Using gsl::zstring_view with C APIs

1.4k Views Asked by At

I'm trying to use modern string-handling approaches (like std::string_view or GSL's string_span) to interact with a C API (DBus) that takes strings as null-terminated const char*s, e.g.

DBusMessage* dbus_message_new_method_call(
    const char* destination,
    const char* path,
    const char* iface,
    const char* method 
    )

string_view and string_span don't guarantee that their contents are null-terminated - since spans are (char* start, ptrdiff_t length) pairs, that's largely the point. But GSL also provides a zstring_view, which is guaranteed to be null-terminated. The comments around zstring_span suggest that it's designed exactly for working with legacy and C APIs, but I ran into several sticking points as soon as I started using it:

  1. Representing a string literal as a string_span is trivial:

    cstring_span<> bar = "easy peasy";
    

    but representing one as a zstring_span requires you to wrap the literal in a helper function:

    czstring_span<> foo = ensure_z("odd");
    

    This makes declarations noisier, and it also seems odd that a literal (which is guaranteed to be null-terminated) isn't implicitly convertible to a zstring_span. ensure_z() also isn't constexpr, unlike constructors and conversions for string_span.

  2. There's a similar oddity with std::string, which is implicitly convertible to string_span, but not zstring_span, even though std::string::data() has been guaranteed to return a null-terminated sequence since C++11. Again, you have to call ensure_z():

    zstring_span<> to_zspan(std::string& s) { return ensure_z(s); }
    
  3. There seems to be some const-correctness issues. The above works, but

    czstring_span<> to_czspan(const std::string& s) { return ensure_z(s); }
    

    fails to compile, with errors about being unable to convert from span<char, ...> to span<const char, ...>

  4. This is a smaller point than the others, but the member function that returns a char* (which you would feed to a C API like DBus) is called assume_z(). What's being assumed when the constructor of zstring_span expects a null-terminated range?
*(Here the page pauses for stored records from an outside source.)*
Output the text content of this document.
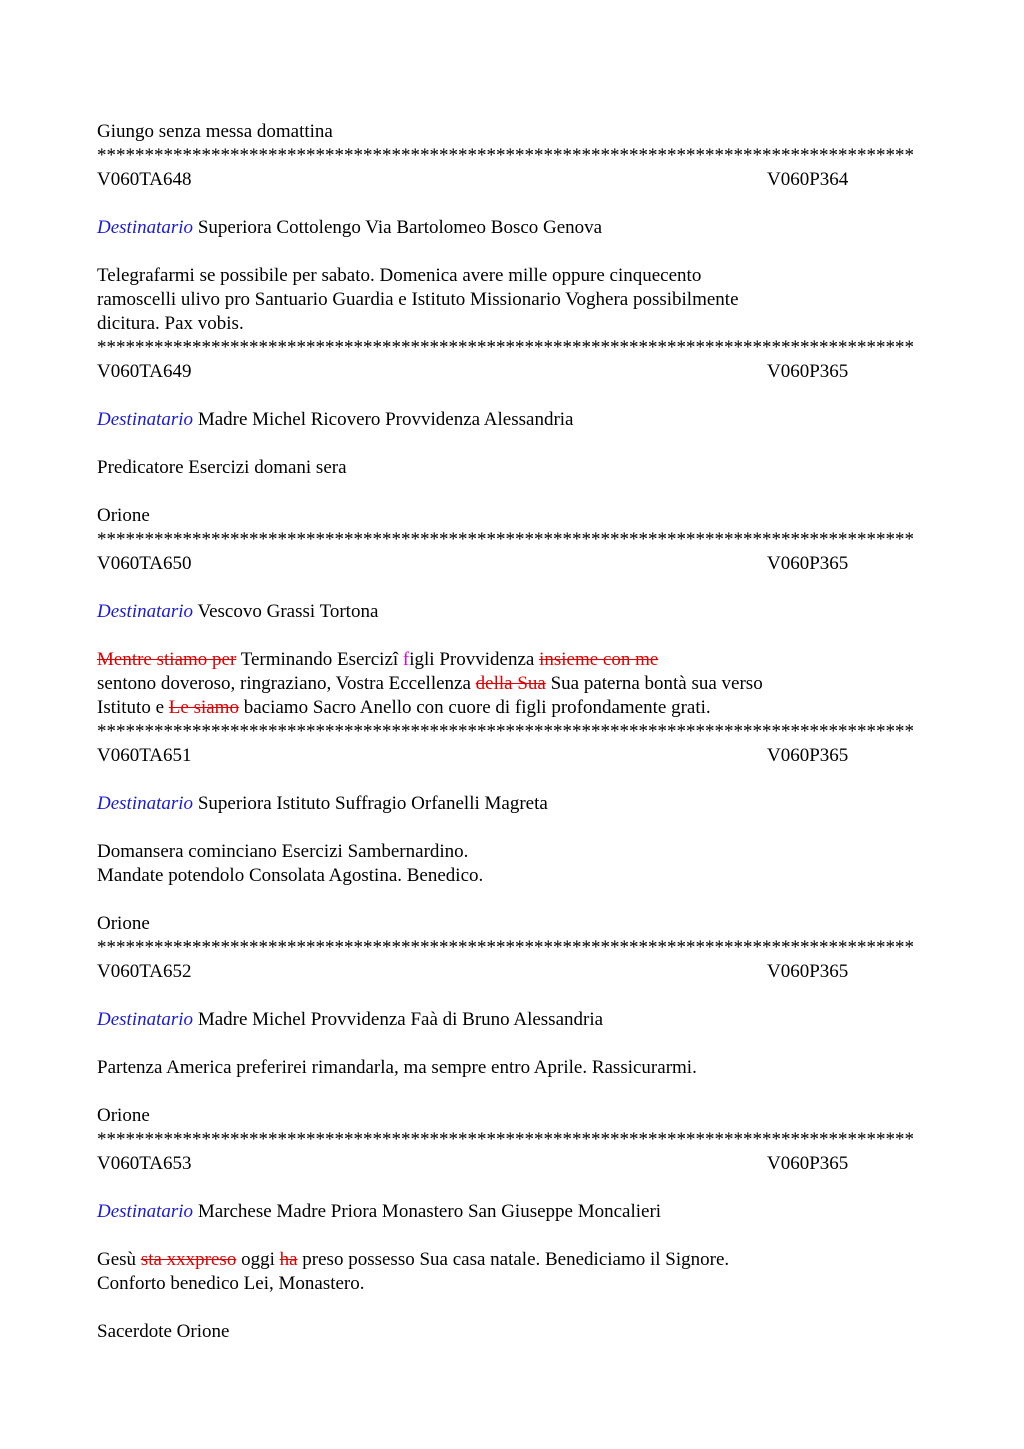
Giungo senza messa domattina
**************************************************************************************
V060TA648	V060P364
Destinatario Superiora Cottolengo Via Bartolomeo Bosco Genova
Telegrafarmi se possibile per sabato. Domenica avere mille oppure cinquecento
ramoscelli ulivo pro Santuario Guardia e Istituto Missionario Voghera possibilmente
dicitura. Pax vobis.
**************************************************************************************
V060TA649	V060P365
Destinatario Madre Michel Ricovero Provvidenza Alessandria
Predicatore Esercizi domani sera
Orione
**************************************************************************************
V060TA650	V060P365
Destinatario Vescovo Grassi Tortona
Mentre stiamo per Terminando Esercizî figli Provvidenza insieme con me
sentono doveroso, ringraziano, Vostra Eccellenza della Sua Sua paterna bontà sua verso
Istituto e Le siamo baciamo Sacro Anello con cuore di figli profondamente grati.
**************************************************************************************
V060TA651	V060P365
Destinatario Superiora Istituto Suffragio Orfanelli Magreta
Domansera cominciano Esercizi Sambernardino.
Mandate potendolo Consolata Agostina. Benedico.
Orione
**************************************************************************************
V060TA652	V060P365
Destinatario Madre Michel Provvidenza Faà di Bruno Alessandria
Partenza America preferirei rimandarla, ma sempre entro Aprile. Rassicurarmi.
Orione
**************************************************************************************
V060TA653	V060P365
Destinatario Marchese Madre Priora Monastero San Giuseppe Moncalieri
Gesù sta xxxpreso oggi ha preso possesso Sua casa natale. Benediciamo il Signore.
Conforto benedico Lei, Monastero.
Sacerdote Orione
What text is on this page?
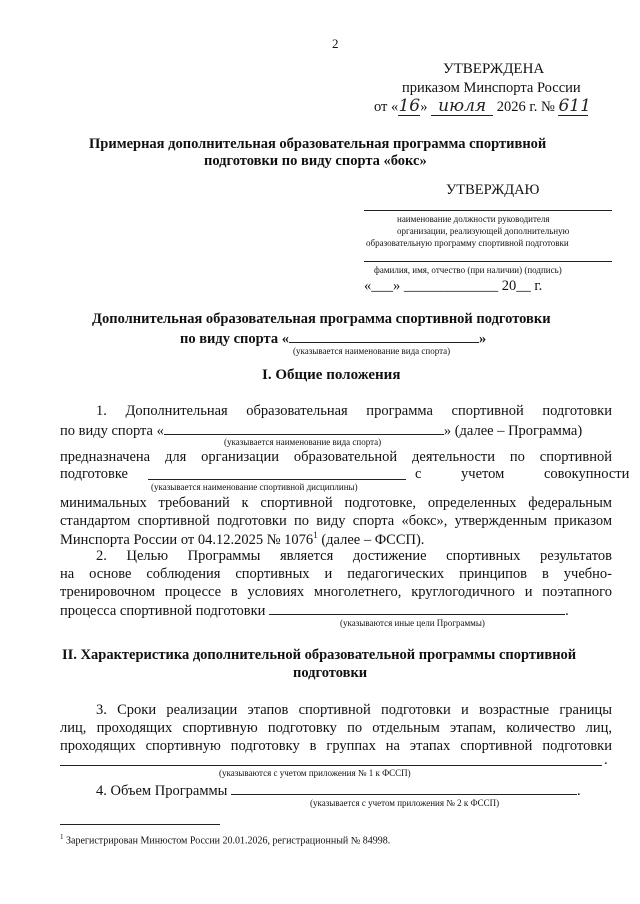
2
УТВЕРЖДЕНА
приказом Минспорта России
от «16» июля 2026 г. № 611
Примерная дополнительная образовательная программа спортивной
подготовки по виду спорта «бокс»
УТВЕРЖДАЮ
наименование должности руководителя
организации, реализующей дополнительную
образовательную программу спортивной подготовки
фамилия, имя, отчество (при наличии) (подпись)
«___» _____________ 20__ г.
Дополнительная образовательная программа спортивной подготовки
по виду спорта «	»
(указывается наименование вида спорта)
I. Общие положения
1. Дополнительная образовательная программа спортивной подготовки
по виду спорта «	» (далее – Программа)
(указывается наименование вида спорта)
предназначена для организации образовательной деятельности по спортивной
подготовке	с учетом совокупности
(указывается наименование спортивной дисциплины)
минимальных требований к спортивной подготовке, определенных федеральным
стандартом спортивной подготовки по виду спорта «бокс», утвержденным приказом
Минспорта России от 04.12.2025 № 1076$^1$ (далее – ФССП).
2. Целью Программы является достижение спортивных результатов
на основе соблюдения спортивных и педагогических принципов в учебно-
тренировочном процессе в условиях многолетнего, круглогодичного и поэтапного
процесса спортивной подготовки	.
(указываются иные цели Программы)
II. Характеристика дополнительной образовательной программы спортивной
подготовки
3. Сроки реализации этапов спортивной подготовки и возрастные границы
лиц, проходящих спортивную подготовку по отдельным этапам, количество лиц,
проходящих спортивную подготовку в группах на этапах спортивной подготовки
.
(указываются с учетом приложения № 1 к ФССП)
4. Объем Программы	.
(указывается с учетом приложения № 2 к ФССП)
$^1$ Зарегистрирован Минюстом России 20.01.2026, регистрационный № 84998.
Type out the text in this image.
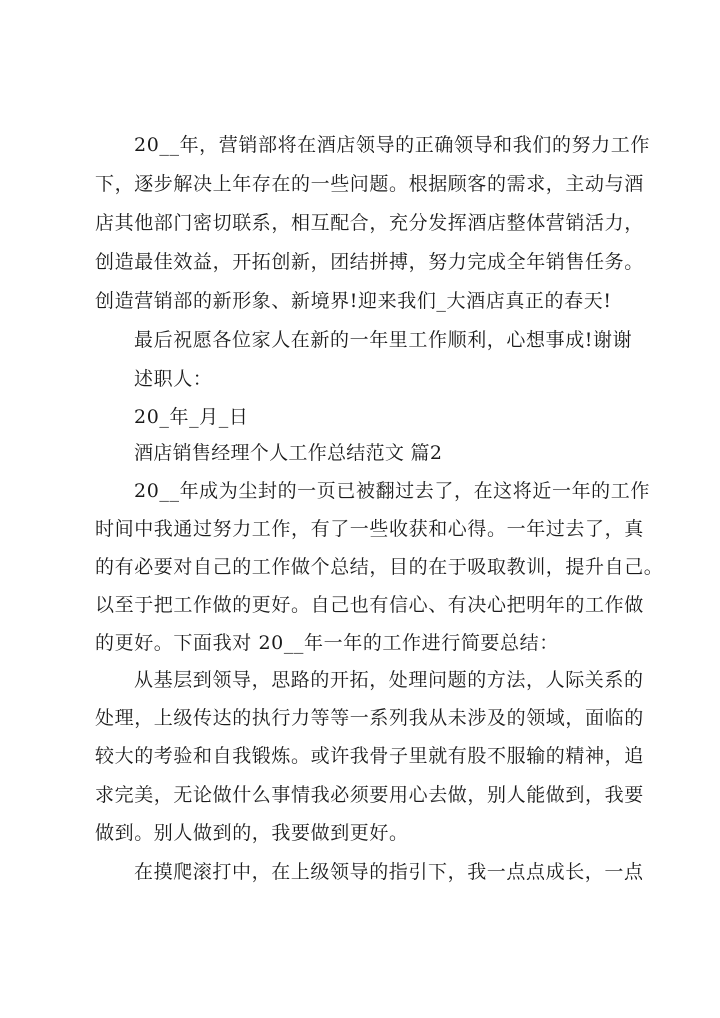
20__年，营销部将在酒店领导的正确领导和我们的努力工作
下，逐步解决上年存在的一些问题。根据顾客的需求，主动与酒
店其他部门密切联系，相互配合，充分发挥酒店整体营销活力，
创造最佳效益，开拓创新，团结拼搏，努力完成全年销售任务。
创造营销部的新形象、新境界!迎来我们_大酒店真正的春天!
最后祝愿各位家人在新的一年里工作顺利，心想事成!谢谢
述职人：
20_年_月_日
酒店销售经理个人工作总结范文 篇2
20__年成为尘封的一页已被翻过去了，在这将近一年的工作
时间中我通过努力工作，有了一些收获和心得。一年过去了，真
的有必要对自己的工作做个总结，目的在于吸取教训，提升自己。
以至于把工作做的更好。自己也有信心、有决心把明年的工作做
的更好。下面我对 20__年一年的工作进行简要总结：
从基层到领导，思路的开拓，处理问题的方法，人际关系的
处理，上级传达的执行力等等一系列我从未涉及的领域，面临的
较大的考验和自我锻炼。或许我骨子里就有股不服输的精神，追
求完美，无论做什么事情我必须要用心去做，别人能做到，我要
做到。别人做到的，我要做到更好。
在摸爬滚打中，在上级领导的指引下，我一点点成长，一点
If zstring_span is designed "to convert zero-terminated spans to legacy strings", why does its use here seem so cumbersome? Am I misusing it? Is there something I'm overlooking?

2

There are 2 best solutions below

4
On

It's "cumbersome" in part because it's intended to be.

This:

zstring_span<> to_zspan(std::string& s) { return ensure_z(s); }

Is not a safe operation. Why? Because while it is true that s is NUL terminated, it is entirely possible that the actual s contains internal NUL characters. That's a legitimate thing you can do with std::string, but zstring_span and whomever takes it can't handle that. They'll truncate the string.

By contrast, string_span/view conversions are safe from this perspective. Consumers of such strings take a sized string and thus can handle embedded NULs.

Because the zstring_span conversion is unsafe, there should be some explicit notation that something potentially unsafe is being done. ensure_z represents that explicit notation.

Another problem is that C++ has no mechanism to tell the difference between a literal string argument and any old const char* or const char[] parameter. Since a bare const char* may or may not be a string literal, you have to assume that it isn't and therefore use a more verbose conversion.

Also, C++ string literals can contain embedded NUL characters, so the above reasoning applies.

The const issue seems like a code bug, and you should probably file it as such.

0
On
  1. it also seems odd that a literal (which is guaranteed to be null-terminated) isn't implicitly convertible to a zstring_span

A string literal is of type const char[...]. There is no information in the type that this const char array is a null terminated string. Here is some other code with the same types, but without null termination where ensure_z will fail fast.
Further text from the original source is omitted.